Nate Marshall was walking on a Chicago street the weekend after his 13th birthday when a police officer stopped and harassed him, he said. Years later, that experience would become “When the Officer Caught Me,” the final draft of a poem he started trying to write just after it happened.

That day forced him to confront the idea that as a black man growing up in Chicago, he could be at risk for harm because of the way someone else perceived him, Marshall said.

“With all the regular discomfort of being a 13-year-old in a 13-year-old body, your body now has a different import, because it’s beginning to mature,” he said. “You don’t just have to deal with how you feel about you. You also have to deal in a very visceral life-and death-way with how people feel about you and your body.”

As a young teenager, hip-hop was beginning to give Marshall an idea for how to voice his anger, a relationship he said he wanted to explore in the poem. “When the officer caught me, my legs crumpled like the stubborn plastic wrapper of a rap CD, finally ripped open and free,” he wrote in the piece.

At the time, “Hip-hop was making me feel like I had a right to be pissed off when things happened to me, and that I had a right to articulate that anger,” he said. “I wouldn’t be a poet without the police, and I also wouldn’t be a poet without ‘F*** tha Police.'”

Spoken word similarly empowers poets to speak to their experiences in a public way, one that is even more accessible to audiences than the printed word, he said.

“If I’m writing poems with the idea that I’m going to present them out loud, or present them in some sort of public way, the barrier for entry is much lower,” he said. “In some ways, I think the difference comes that the set of writers who are thinking in that way are thinking of their work as potentially populist and popular. They’re wanting to make it so that the work is accessible across difference, across class.”

You can see Marshall perform his piece above or read it below.

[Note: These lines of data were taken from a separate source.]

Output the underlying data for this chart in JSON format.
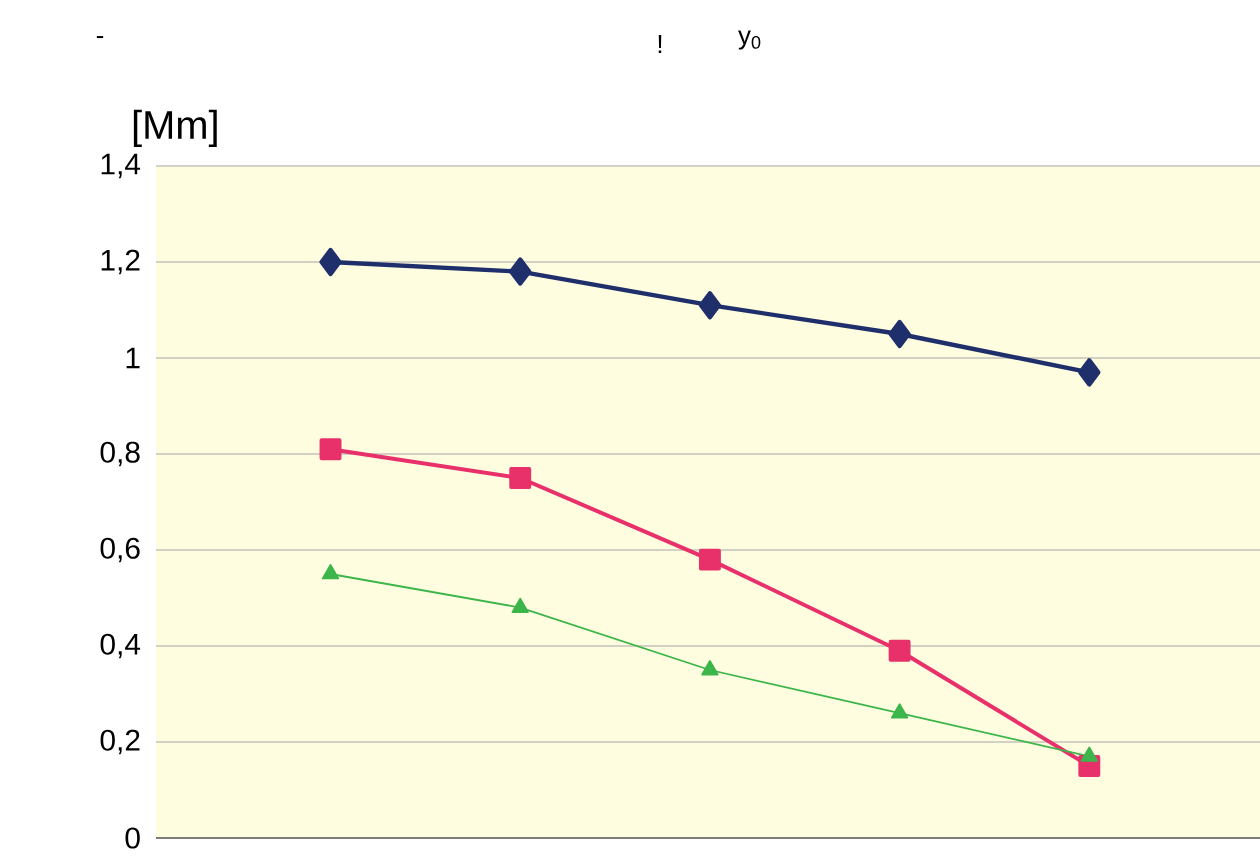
{
  "chart_data": {
    "type": "line",
    "ylabel": "[Mm]",
    "annotations": [
      "-",
      "!",
      "y$_{0}$"
    ],
    "categories": [
      null,
      null,
      null,
      null,
      null
    ],
    "series": [
      {
        "color": "#1f2f6b",
        "marker": "diamond",
        "values": [
          1.2,
          1.18,
          1.11,
          1.05,
          0.97
        ]
      },
      {
        "color": "#e8306a",
        "marker": "square",
        "values": [
          0.81,
          0.75,
          0.58,
          0.39,
          0.15
        ]
      },
      {
        "color": "#3cb54a",
        "marker": "triangle",
        "values": [
          0.55,
          0.48,
          0.35,
          0.26,
          0.17
        ]
      }
    ],
    "ylim": [
      0,
      1.4
    ],
    "yticks": [
      0,
      {
        "value": 0.2,
        "label": "0,2"
      },
      {
        "value": 0.4,
        "label": "0,4"
      },
      {
        "value": 0.6,
        "label": "0,6"
      },
      {
        "value": 0.8,
        "label": "0,8"
      },
      1,
      {
        "value": 1.2,
        "label": "1,2"
      },
      {
        "value": 1.4,
        "label": "1,4"
      }
    ],
    "grid": "y"
  }
}
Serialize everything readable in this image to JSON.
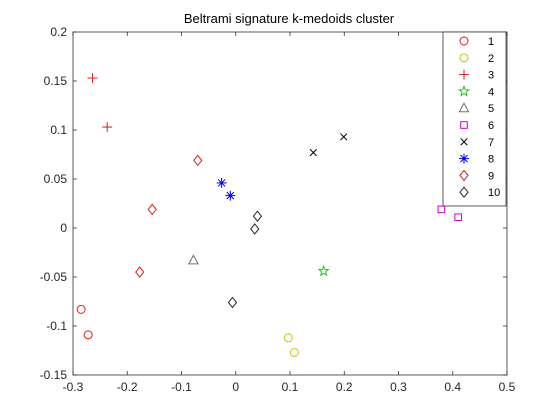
{
  "chart_data": {
    "type": "scatter",
    "title": "Beltrami signature k-medoids cluster",
    "xlabel": "",
    "ylabel": "",
    "xlim": [
      -0.3,
      0.5
    ],
    "ylim": [
      -0.15,
      0.2
    ],
    "xticks": [
      -0.3,
      -0.2,
      -0.1,
      0,
      0.1,
      0.2,
      0.3,
      0.4,
      0.5
    ],
    "xtick_labels": [
      "-0.3",
      "-0.2",
      "-0.1",
      "0",
      "0.1",
      "0.2",
      "0.3",
      "0.4",
      "0.5"
    ],
    "yticks": [
      -0.15,
      -0.1,
      -0.05,
      0,
      0.05,
      0.1,
      0.15,
      0.2
    ],
    "ytick_labels": [
      "-0.15",
      "-0.1",
      "-0.05",
      "0",
      "0.05",
      "0.1",
      "0.15",
      "0.2"
    ],
    "grid": false,
    "legend_position": "top-right",
    "series": [
      {
        "name": "1",
        "marker": "circle",
        "color": "#e41a1c",
        "points": [
          [
            -0.285,
            -0.083
          ],
          [
            -0.272,
            -0.109
          ]
        ]
      },
      {
        "name": "2",
        "marker": "circle",
        "color": "#c8c800",
        "points": [
          [
            0.097,
            -0.112
          ],
          [
            0.108,
            -0.127
          ]
        ]
      },
      {
        "name": "3",
        "marker": "plus",
        "color": "#e41a1c",
        "points": [
          [
            -0.264,
            0.153
          ],
          [
            -0.237,
            0.103
          ]
        ]
      },
      {
        "name": "4",
        "marker": "star",
        "color": "#1ec81e",
        "points": [
          [
            0.162,
            -0.044
          ]
        ]
      },
      {
        "name": "5",
        "marker": "triangle",
        "color": "#707070",
        "points": [
          [
            -0.078,
            -0.033
          ]
        ]
      },
      {
        "name": "6",
        "marker": "square",
        "color": "#cc00cc",
        "points": [
          [
            0.379,
            0.019
          ],
          [
            0.41,
            0.011
          ]
        ]
      },
      {
        "name": "7",
        "marker": "x",
        "color": "#000000",
        "points": [
          [
            0.143,
            0.077
          ],
          [
            0.199,
            0.093
          ]
        ]
      },
      {
        "name": "8",
        "marker": "asterisk",
        "color": "#0000e6",
        "points": [
          [
            -0.026,
            0.046
          ],
          [
            -0.01,
            0.033
          ]
        ]
      },
      {
        "name": "9",
        "marker": "diamond",
        "color": "#e41a1c",
        "points": [
          [
            -0.154,
            0.019
          ],
          [
            -0.177,
            -0.045
          ],
          [
            -0.07,
            0.069
          ]
        ]
      },
      {
        "name": "10",
        "marker": "diamond",
        "color": "#262626",
        "points": [
          [
            0.04,
            0.012
          ],
          [
            0.035,
            -0.001
          ],
          [
            -0.006,
            -0.076
          ]
        ]
      }
    ]
  }
}
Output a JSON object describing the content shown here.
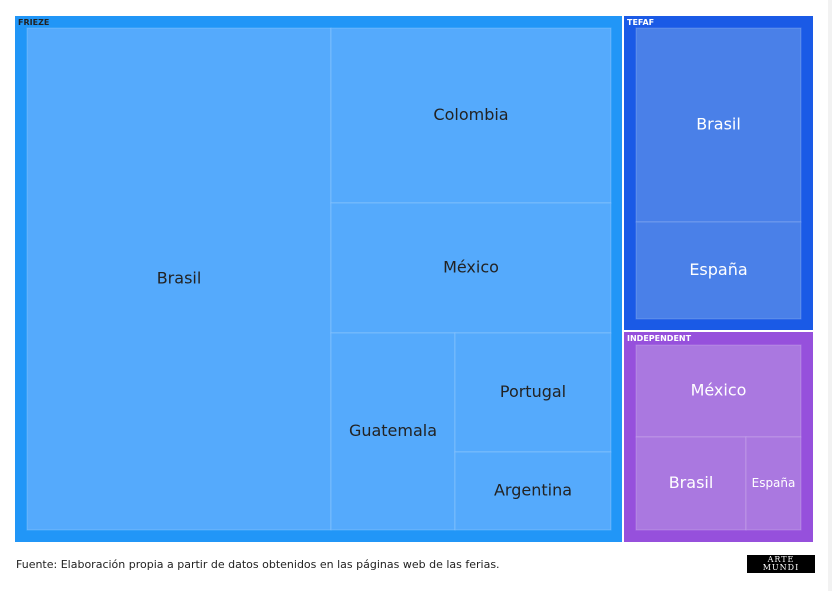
{
  "chart_data": {
    "type": "treemap",
    "groups": [
      {
        "name": "FRIEZE",
        "color": "#2196f7",
        "leaf_color": "#55aafc",
        "label_color": "#222222",
        "leaves": [
          {
            "name": "Brasil",
            "value": 38
          },
          {
            "name": "Colombia",
            "value": 13
          },
          {
            "name": "México",
            "value": 10
          },
          {
            "name": "Guatemala",
            "value": 6
          },
          {
            "name": "Portugal",
            "value": 5
          },
          {
            "name": "Argentina",
            "value": 3
          }
        ]
      },
      {
        "name": "TEFAF",
        "color": "#1a5ae6",
        "leaf_color": "#4a80e8",
        "label_color": "#ffffff",
        "leaves": [
          {
            "name": "Brasil",
            "value": 5
          },
          {
            "name": "España",
            "value": 2
          }
        ]
      },
      {
        "name": "INDEPENDENT",
        "color": "#9650dc",
        "leaf_color": "#aa78e0",
        "label_color": "#ffffff",
        "leaves": [
          {
            "name": "México",
            "value": 2
          },
          {
            "name": "Brasil",
            "value": 1
          },
          {
            "name": "España",
            "value": 1
          }
        ]
      }
    ]
  },
  "footer": {
    "source": "Fuente: Elaboración propia a partir de datos obtenidos en las páginas web de las ferias.",
    "logo_text": "ARTE MUNDI"
  }
}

when the officer caught me

what is the age when a black boy learns he’s scary?
-Jonathan Lethem, “Fortress of Solitude”

me & darnell crossed
at the stop sign
in front of a car ready
for getaway, like every car
in our neighborhood.

the voice shot out, a stray bullet
of accusation. stop, police.
our jog became sprint.
how could you blame us?

we were terrified

at the potential
of older versions
of us hopping out of the car
ready for the come up.

when the officer caught me
my legs crumpled
like the stubborn plastic wrapper
of a rap CD, finally ripped open & free

when the officer caught me
my grape pop tumbled to the crabgrass,

spilled like piss. my fear
or the fear i now evoked
when the officer caught me
i cried. i gulped

answers to his questions
i endured the slip of hand
into pocket. the groping
of birthday money

& the accusation of drugs
this was the first time i used
my magnet school namedrop
to subdue my scary

it was not the last time.

when the officer caught me
i fell hard into the reality
of being 13 & black
& wild hundreds.

darnell in his 3 year older wisdom,
a witness to my new manhood.
my answers to interrogation
a reading of torah.

the cop a rabbi at this bar mitzvah
this is how black boys are baptized
into black manhood while they are still
boys & scared & going

to get their backpack from grandma’s
crib for school tomorrow & scared
& learning how to steel a sobbing face
into a scary one.

This poem appears in Blood Percussion (Button Poetry, 2014). Nate Marshall is the author of Wild Hundreds (University of Pittsburgh) and an editor of The BreakBeat Poets: New American Poetry in the Age of Hip-Hop (Haymarket Books). His last rap album, Grown, came out in 2015 with his group Daily Lyrical Product. Nate is a member of The Dark Noise Collective. He won a 2015 Ruth Lilly/Dorothy Sargent Rosenberg Poetry Fellowship. He is a Visiting Assistant Professor at Wabash College.